Closed eric-czech closed 4 years ago
The dask-cloudprovider GCE support is ready for testing now: https://github.com/dask/dask-cloudprovider/pull/131#issuecomment-707806335
I was able to get this working after https://github.com/dask/dask-cloudprovider/pull/131 and https://github.com/dask/dask-cloudprovider/pull/164.
A session might look something like this within GCP:
from dask_cloudprovider.gcp.instances import GCPCluster
from dask.distributed import Client
import dask.array as da
# These properties can also be set as env vars
# e.g. export DASK_CLOUDPROVIDER__GCP__PUBLIC_INGRESS=false
!cat ~/.config/dask/cloudprovider.yaml | head -n 4
cloudprovider:
gcp:
projectid: "XXXXX"
public_ingress: false
%%time
cluster = GCPCluster(
name='dask-gcp-test-1',
zone='us-east1-c',
machine_type='n1-standard-8',
projectid='XXXXX',
docker_image="daskdev/dask:latest",
n_workers=0,
ngpus=0
)
Launching cluster with the following configuration:
Source Image: projects/ubuntu-os-cloud/global/images/ubuntu-minimal-1804-bionic-v20201014
Docker Image: daskdev/dask:latest
Machine Type: n1-standard-8
Filesytsem Size: 50
N-GPU Type:
Zone: us-east1-c
Creating scheduler instance
dask-42c86823-scheduler
Internal IP: 10.142.0.14
External IP: 35.231.172.201
Waiting for scheduler to run
Scheduler is running
CPU times: user 512 ms, sys: 87.2 ms, total: 599 ms
Wall time: 1min 43s
/home/eczech/miniconda3/envs/dask-cp/lib/python3.8/contextlib.py:120: UserWarning: Creating your cluster is taking a surprisingly long time. This is likely due to pending resources. Hang tight!
%%time
cluster.scale_up(3)
CPU times: user 124 µs, sys: 42 µs, total: 166 µs
Wall time: 132 µs
Creating worker instance
Creating worker instance
Creating worker instance
# Create client (will have 0 workers until workers created above finish bootstrapping
Client(cluster)
# Open port to Web UI
# gcloud beta compute ssh --zone "us-east1-c" dask-42c86823-scheduler --ssh-flag="-L 8799:localhost:8787"

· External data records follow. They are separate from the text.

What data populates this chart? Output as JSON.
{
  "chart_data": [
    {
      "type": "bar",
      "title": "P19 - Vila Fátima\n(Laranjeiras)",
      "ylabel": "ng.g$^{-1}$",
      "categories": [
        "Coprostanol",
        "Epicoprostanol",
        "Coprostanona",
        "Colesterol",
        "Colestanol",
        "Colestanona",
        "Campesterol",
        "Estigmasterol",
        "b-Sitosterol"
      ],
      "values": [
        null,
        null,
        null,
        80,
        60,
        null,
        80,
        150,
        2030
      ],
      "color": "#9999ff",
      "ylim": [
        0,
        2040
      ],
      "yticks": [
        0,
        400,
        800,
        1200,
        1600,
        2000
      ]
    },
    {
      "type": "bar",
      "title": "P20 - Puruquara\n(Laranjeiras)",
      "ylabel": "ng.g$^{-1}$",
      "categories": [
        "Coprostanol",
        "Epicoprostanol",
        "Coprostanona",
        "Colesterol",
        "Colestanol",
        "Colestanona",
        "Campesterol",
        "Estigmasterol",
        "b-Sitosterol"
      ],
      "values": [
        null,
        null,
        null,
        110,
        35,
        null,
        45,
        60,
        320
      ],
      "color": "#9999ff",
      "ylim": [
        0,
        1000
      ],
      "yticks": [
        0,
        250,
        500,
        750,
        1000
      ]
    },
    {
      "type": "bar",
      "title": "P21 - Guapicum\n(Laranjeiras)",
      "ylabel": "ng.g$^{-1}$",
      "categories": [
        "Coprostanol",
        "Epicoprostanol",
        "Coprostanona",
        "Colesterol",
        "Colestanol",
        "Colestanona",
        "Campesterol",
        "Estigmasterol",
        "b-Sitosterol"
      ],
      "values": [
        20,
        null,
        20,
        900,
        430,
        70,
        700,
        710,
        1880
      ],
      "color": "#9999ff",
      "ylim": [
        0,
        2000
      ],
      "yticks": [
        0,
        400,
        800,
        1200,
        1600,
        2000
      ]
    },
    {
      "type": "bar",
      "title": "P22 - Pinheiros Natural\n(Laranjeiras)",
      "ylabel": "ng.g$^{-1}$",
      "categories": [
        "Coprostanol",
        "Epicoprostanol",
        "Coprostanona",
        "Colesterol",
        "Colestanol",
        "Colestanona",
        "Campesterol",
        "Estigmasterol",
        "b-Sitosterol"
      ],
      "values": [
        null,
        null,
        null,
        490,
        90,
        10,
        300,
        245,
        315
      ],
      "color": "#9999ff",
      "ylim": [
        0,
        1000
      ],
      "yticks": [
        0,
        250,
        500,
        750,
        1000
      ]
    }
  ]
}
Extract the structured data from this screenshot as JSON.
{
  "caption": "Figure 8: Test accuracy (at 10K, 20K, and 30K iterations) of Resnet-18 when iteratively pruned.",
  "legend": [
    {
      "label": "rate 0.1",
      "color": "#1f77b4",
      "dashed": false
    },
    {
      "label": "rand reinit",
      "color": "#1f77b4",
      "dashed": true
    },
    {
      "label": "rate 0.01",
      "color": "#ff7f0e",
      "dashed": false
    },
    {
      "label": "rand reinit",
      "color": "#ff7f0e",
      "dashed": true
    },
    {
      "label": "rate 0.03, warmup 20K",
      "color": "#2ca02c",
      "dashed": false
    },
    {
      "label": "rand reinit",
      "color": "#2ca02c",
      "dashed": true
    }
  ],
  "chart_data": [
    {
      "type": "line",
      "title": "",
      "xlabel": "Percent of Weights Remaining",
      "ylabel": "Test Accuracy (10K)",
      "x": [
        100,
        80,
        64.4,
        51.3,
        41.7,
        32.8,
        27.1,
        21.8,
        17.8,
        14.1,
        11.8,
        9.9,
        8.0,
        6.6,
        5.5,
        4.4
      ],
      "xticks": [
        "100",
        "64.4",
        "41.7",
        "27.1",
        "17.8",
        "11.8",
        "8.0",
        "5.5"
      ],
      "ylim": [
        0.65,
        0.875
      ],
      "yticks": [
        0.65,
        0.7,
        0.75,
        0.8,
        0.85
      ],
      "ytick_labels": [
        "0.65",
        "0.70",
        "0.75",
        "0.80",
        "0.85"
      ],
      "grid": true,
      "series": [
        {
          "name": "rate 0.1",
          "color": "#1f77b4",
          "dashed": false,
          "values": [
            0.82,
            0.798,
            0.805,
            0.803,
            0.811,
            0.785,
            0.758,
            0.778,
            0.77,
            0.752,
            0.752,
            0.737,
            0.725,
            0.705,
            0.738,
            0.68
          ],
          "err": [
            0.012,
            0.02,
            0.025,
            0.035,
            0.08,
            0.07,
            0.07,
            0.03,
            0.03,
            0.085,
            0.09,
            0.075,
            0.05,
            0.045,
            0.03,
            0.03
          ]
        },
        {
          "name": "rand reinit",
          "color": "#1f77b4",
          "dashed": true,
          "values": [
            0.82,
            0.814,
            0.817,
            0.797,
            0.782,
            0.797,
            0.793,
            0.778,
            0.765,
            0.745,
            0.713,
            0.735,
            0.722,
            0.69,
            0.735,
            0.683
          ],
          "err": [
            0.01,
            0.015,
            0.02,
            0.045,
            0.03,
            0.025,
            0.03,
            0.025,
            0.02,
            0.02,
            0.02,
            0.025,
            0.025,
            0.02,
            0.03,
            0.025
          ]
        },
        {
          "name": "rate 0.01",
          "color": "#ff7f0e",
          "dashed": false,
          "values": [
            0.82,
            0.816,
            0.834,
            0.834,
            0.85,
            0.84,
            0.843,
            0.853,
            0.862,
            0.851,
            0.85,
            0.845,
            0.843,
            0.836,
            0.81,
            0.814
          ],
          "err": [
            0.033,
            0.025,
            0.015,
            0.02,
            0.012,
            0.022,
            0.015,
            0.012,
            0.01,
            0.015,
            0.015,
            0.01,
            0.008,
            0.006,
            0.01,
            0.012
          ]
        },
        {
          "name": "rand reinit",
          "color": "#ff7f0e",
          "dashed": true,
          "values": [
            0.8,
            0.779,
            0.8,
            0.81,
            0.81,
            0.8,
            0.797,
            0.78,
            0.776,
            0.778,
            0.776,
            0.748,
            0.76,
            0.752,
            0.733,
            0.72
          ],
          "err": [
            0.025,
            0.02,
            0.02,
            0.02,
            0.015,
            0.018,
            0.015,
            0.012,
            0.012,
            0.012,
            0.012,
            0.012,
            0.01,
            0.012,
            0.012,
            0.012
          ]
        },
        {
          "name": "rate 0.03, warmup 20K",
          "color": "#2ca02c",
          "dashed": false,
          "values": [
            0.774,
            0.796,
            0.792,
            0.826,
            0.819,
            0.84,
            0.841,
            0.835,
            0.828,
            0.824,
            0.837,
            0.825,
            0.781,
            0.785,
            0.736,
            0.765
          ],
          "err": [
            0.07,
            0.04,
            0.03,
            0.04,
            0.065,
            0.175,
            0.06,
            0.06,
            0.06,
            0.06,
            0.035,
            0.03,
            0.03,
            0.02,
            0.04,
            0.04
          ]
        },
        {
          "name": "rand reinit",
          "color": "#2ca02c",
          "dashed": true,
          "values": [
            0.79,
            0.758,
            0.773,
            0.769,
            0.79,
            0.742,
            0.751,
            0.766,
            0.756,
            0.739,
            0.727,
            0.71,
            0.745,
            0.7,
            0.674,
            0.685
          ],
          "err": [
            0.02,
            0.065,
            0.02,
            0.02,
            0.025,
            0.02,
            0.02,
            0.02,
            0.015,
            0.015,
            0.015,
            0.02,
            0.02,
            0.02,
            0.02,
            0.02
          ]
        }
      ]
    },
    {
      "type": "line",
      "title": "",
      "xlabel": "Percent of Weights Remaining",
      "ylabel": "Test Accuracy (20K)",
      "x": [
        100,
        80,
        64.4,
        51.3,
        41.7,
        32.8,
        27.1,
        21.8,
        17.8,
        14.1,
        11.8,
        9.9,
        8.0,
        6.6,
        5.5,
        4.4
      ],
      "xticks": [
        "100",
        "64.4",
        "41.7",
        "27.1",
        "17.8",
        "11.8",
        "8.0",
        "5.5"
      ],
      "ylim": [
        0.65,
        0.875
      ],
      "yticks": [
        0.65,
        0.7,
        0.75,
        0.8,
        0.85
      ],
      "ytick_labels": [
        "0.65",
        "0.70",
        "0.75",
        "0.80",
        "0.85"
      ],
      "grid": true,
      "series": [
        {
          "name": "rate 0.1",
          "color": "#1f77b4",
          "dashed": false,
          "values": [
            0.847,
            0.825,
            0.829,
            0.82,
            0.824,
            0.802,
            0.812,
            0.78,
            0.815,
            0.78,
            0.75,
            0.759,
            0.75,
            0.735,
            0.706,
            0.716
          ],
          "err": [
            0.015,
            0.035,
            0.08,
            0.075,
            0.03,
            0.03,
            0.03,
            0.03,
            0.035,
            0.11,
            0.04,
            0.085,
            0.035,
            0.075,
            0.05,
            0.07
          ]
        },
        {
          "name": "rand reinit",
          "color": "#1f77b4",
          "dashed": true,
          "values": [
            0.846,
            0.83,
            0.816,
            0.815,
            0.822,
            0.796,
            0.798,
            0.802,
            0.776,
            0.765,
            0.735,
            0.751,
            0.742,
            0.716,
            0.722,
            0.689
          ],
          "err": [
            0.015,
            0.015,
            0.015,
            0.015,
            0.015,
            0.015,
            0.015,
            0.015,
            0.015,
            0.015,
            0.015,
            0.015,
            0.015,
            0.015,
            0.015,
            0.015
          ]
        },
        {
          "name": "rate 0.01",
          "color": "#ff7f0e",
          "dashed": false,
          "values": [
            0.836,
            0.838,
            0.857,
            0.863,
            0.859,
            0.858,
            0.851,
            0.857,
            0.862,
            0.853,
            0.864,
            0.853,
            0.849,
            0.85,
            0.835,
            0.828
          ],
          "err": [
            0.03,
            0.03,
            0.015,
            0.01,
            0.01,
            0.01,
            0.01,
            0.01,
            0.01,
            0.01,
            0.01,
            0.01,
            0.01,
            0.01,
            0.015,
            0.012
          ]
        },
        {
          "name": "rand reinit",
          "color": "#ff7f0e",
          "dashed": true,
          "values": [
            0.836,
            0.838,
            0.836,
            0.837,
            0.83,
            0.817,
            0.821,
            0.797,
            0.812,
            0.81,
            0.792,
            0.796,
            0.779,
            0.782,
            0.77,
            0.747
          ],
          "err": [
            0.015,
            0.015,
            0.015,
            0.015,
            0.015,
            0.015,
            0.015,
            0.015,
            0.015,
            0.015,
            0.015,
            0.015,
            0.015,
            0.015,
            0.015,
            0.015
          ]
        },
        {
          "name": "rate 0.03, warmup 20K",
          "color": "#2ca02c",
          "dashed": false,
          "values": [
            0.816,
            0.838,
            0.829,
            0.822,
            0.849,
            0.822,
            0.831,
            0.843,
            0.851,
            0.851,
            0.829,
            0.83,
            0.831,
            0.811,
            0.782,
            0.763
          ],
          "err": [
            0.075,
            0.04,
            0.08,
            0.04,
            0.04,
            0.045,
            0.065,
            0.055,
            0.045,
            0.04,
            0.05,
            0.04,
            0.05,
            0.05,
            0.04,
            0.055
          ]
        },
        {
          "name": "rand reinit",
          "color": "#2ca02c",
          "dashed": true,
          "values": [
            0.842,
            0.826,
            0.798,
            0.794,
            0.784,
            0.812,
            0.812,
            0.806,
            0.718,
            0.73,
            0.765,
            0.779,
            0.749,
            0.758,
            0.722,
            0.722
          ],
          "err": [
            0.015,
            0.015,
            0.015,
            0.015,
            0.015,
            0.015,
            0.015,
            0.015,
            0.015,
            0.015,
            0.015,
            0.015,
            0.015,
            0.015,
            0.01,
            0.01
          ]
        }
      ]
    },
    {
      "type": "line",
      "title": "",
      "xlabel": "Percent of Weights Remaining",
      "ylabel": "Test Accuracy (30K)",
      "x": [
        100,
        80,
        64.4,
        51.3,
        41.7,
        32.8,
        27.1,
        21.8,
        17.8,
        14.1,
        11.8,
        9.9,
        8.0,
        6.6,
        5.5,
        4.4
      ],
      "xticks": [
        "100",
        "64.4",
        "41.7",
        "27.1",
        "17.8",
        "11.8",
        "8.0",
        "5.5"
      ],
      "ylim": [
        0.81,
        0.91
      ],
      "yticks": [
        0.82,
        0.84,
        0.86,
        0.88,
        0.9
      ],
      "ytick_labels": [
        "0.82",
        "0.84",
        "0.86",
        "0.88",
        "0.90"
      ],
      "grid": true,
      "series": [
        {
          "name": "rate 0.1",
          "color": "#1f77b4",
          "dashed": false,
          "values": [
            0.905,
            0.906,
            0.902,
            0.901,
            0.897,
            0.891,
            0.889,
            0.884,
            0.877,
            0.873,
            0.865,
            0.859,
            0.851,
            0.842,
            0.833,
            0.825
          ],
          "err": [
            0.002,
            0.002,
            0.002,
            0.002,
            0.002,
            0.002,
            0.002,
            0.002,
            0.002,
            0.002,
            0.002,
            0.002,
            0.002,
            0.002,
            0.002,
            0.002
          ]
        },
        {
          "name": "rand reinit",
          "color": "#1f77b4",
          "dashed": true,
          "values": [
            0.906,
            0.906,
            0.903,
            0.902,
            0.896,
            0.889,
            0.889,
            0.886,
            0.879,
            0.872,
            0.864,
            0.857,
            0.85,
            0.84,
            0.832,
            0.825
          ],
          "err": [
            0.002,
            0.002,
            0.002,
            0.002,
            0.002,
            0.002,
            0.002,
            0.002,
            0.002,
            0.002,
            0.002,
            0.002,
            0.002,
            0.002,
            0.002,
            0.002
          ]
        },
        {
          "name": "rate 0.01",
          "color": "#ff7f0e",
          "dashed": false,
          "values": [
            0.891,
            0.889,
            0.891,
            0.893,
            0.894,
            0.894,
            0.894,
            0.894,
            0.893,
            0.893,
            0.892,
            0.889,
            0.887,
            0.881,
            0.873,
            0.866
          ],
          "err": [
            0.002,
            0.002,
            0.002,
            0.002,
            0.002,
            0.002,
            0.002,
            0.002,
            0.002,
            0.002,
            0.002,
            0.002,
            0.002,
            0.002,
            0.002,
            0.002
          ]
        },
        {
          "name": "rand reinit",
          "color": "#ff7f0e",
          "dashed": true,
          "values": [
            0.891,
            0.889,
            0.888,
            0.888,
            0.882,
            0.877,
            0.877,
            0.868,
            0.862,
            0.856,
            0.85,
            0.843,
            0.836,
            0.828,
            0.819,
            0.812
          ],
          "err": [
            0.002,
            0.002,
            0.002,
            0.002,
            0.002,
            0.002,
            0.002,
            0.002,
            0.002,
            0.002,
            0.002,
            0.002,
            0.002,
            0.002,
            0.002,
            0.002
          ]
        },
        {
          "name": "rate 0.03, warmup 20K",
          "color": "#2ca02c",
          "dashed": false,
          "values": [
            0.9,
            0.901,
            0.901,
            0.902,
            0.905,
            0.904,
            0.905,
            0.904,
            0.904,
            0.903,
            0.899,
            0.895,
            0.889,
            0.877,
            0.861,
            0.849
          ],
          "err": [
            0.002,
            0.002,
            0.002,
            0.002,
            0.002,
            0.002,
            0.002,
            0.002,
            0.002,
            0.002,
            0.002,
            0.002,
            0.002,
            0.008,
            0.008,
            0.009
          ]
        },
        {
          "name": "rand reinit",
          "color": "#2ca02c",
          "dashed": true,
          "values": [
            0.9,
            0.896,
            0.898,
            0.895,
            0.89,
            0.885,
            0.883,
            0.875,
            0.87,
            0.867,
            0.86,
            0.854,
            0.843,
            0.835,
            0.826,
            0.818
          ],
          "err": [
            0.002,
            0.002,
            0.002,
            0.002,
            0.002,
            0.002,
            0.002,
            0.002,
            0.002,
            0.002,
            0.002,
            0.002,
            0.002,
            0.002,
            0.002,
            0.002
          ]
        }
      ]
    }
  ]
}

# Access locally (outside of GCP) at localhost:8799
x = da.random.random((1000, 1000), chunks=100)
y = x.T @ x
r = y.sum().sum()
r.compute()
249743712.2621659
%%time
cluster.close()
Closing Instance: dask-42c86823-worker-fff04b2f
Closing Instance: dask-42c86823-worker-8d9c7049
Closing Instance: dask-42c86823-worker-e241e40f
Closing Instance: dask-42c86823-scheduler
CPU times: user 38.1 ms, sys: 2.71 ms, total: 40.8 ms
Wall time: 2.31 s
Adaptive deployment example:
cluster = GCPCluster(
name='dask-gcp-test-1',
zone='us-east1-c',
machine_type='n1-standard-8',
projectid='XXXXX',
docker_image="daskdev/dask:latest",
n_workers=0,
ngpus=0
)
# See https://docs.dask.org/en/latest/setup/adaptive.html
# Make sure to set `interval` and/or `wait_count` to avoid nearly immediate termination
# of workers once they finish tasks for a graph (default is 3 seconds)
# See https://github.com/dask/distributed/blob/f081ad0f51239bfeb27391fd72c62fbfa1bd7b0b/distributed/deploy/adaptive.py#L27
# for details on those parameters
cluster.adapt(minimum=0, maximum=5, interval="300s") # Wait 5 minutes * 3 `wait_count` (by default) = 15 mins before killing a worker
client = Client(cluster)
# This will take ~5 minutes to run and cause 5 workers to be created
x = da.random.random((10000, 10000), chunks=100)
y = x.T @ x
r = y.sum().sum()
r.compute()
I already tried dask-kubernetes which is fine but kubernetes isn't really essential for it. Support for GCE is on it's way in cloud-provider: https://github.com/dask/dask-cloudprovider/pull/131. Using DataProc may also be another option given Dask's Yarn integration. I have no idea how the latter would work, but it might lead to much less latency in the time it takes to spin and scale a cluster up/down during an interactive analysis.